On the opposite coast, with an opposite point of view about particle physics, there’s the SLAC Summer Institute, which is on LHC physics. The program and lecture notes are here. One of the organizers, JoAnne Hewett, has a posting about this at Cosmic Variance.
Last weekend there was a conference entitled Under the Spell of Physics, in honor of ‘t Hooft’s 60th birthday. Many of the talks sound interesting; here’s the program, but unfortunately the talks are not online. From what I hear ‘t Hooft remains quite skeptical about string theory, Polyakov said that current ideas about how to apply string theory to nature are wrong, and the lack of progress in fundamental theory was a concern of many of the participants.
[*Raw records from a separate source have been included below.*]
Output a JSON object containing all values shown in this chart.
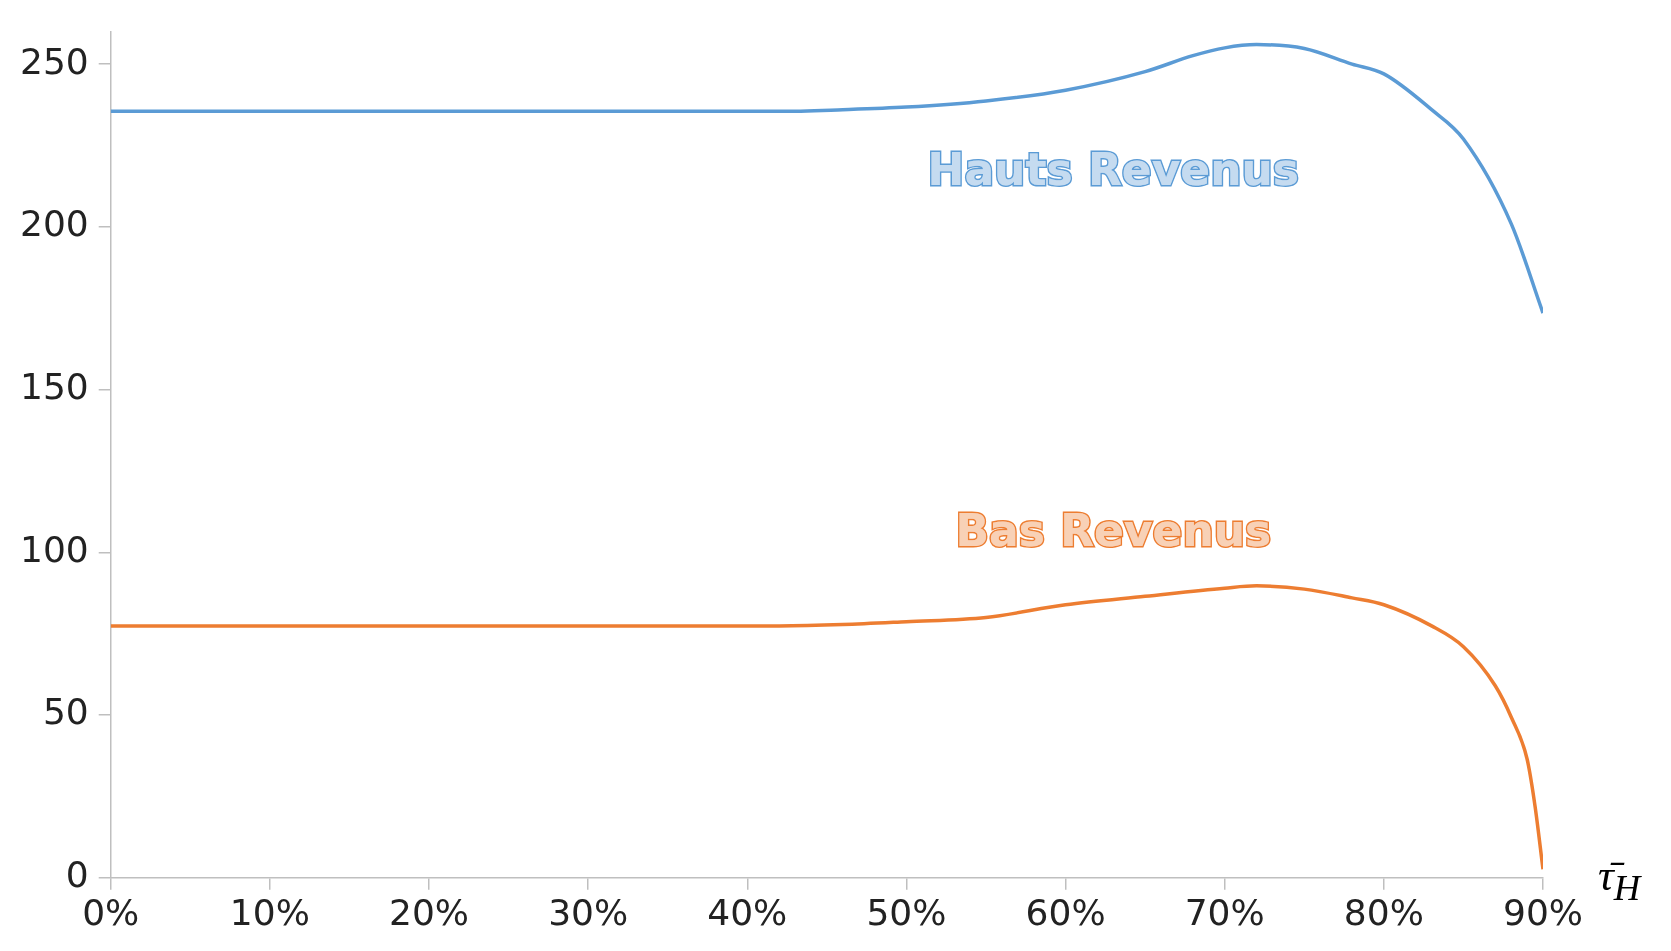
{
  "chart_data": {
    "type": "line",
    "xlabel": "τ̄$_{H}$",
    "xlim": [
      0,
      90
    ],
    "xticks": [
      {
        "value": 0,
        "label": "0%"
      },
      {
        "value": 10,
        "label": "10%"
      },
      {
        "value": 20,
        "label": "20%"
      },
      {
        "value": 30,
        "label": "30%"
      },
      {
        "value": 40,
        "label": "40%"
      },
      {
        "value": 50,
        "label": "50%"
      },
      {
        "value": 60,
        "label": "60%"
      },
      {
        "value": 70,
        "label": "70%"
      },
      {
        "value": 80,
        "label": "80%"
      },
      {
        "value": 90,
        "label": "90%"
      }
    ],
    "ylim": [
      0,
      260
    ],
    "yticks": [
      0,
      50,
      100,
      150,
      200,
      250
    ],
    "grid": false,
    "legend": false,
    "marker": "none",
    "series": [
      {
        "name": "Hauts Revenus",
        "color": "#5b9bd5",
        "x": [
          0,
          42,
          46,
          50,
          55,
          60,
          65,
          68,
          70,
          72,
          75,
          78,
          80,
          83,
          85,
          88,
          90
        ],
        "values": [
          235.5,
          235.5,
          236,
          236.8,
          238.7,
          242,
          247.7,
          252.6,
          255,
          256,
          254.8,
          250,
          247,
          236,
          227,
          201,
          173.5
        ]
      },
      {
        "name": "Bas Revenus",
        "color": "#ed7d31",
        "x": [
          0,
          42,
          46,
          50,
          55,
          60,
          65,
          70,
          72,
          75,
          78,
          80,
          83,
          85,
          87,
          88,
          89,
          89.5,
          90
        ],
        "values": [
          77.4,
          77.4,
          77.8,
          78.7,
          80,
          83.9,
          86.5,
          89,
          89.7,
          88.7,
          86,
          83.9,
          77.4,
          71,
          59,
          49.4,
          36.5,
          22,
          2.6
        ]
      }
    ]
  }
}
I’ve been thinking a lot about BRST recently, and happened to run across the Wikipedia entry for BRST Formalism. The entry had something I hadn’t seen before, a banner announcing that “This article or section may be confusing or unclear for some readers, and should be edited to rectify this”, and that the attention of an expert and a complete rewrite was needed. I have to say that I feel that way about most of the literature on BRST…
Soon to appear in the AMS Bulletin is an article by Sinai entitled Mathematicians and Physicists = Cats and Dogs?
The Cao-Zhu paper with a proof of Poincare/Geometrization is now out in paper copies of the Asian Journal of Mathematics, but still is not on the journal’s web-site. I hear that someone who called them to ask about this was told that they’re trying to make some money by selling the paper copies of this particular issue. Many libraries are now only paying for on-line access to journals like this, not sure what happens in this case. Today’s Wall Street Journal had an article by Sharon Begley about the Poincare proof story.
Jim Weatherall, who was recently a physics student at Harvard, now works at the Center for Science Writings at Stevens with John Horgan. He has a web-site, which includes his paper on Effective Field Theories and the Pragmatics of Explanation.
FQXI was supposed to announce the winners of its Templeton-funded grants this past weekend, but still nothing on their web-site. It will be interesting to see what their choices are for fundamental research in physics that is not being supported by the usual channels.
Update: The FQXI web-site now says they’ll be publicly announcing grants on Monday, July 31.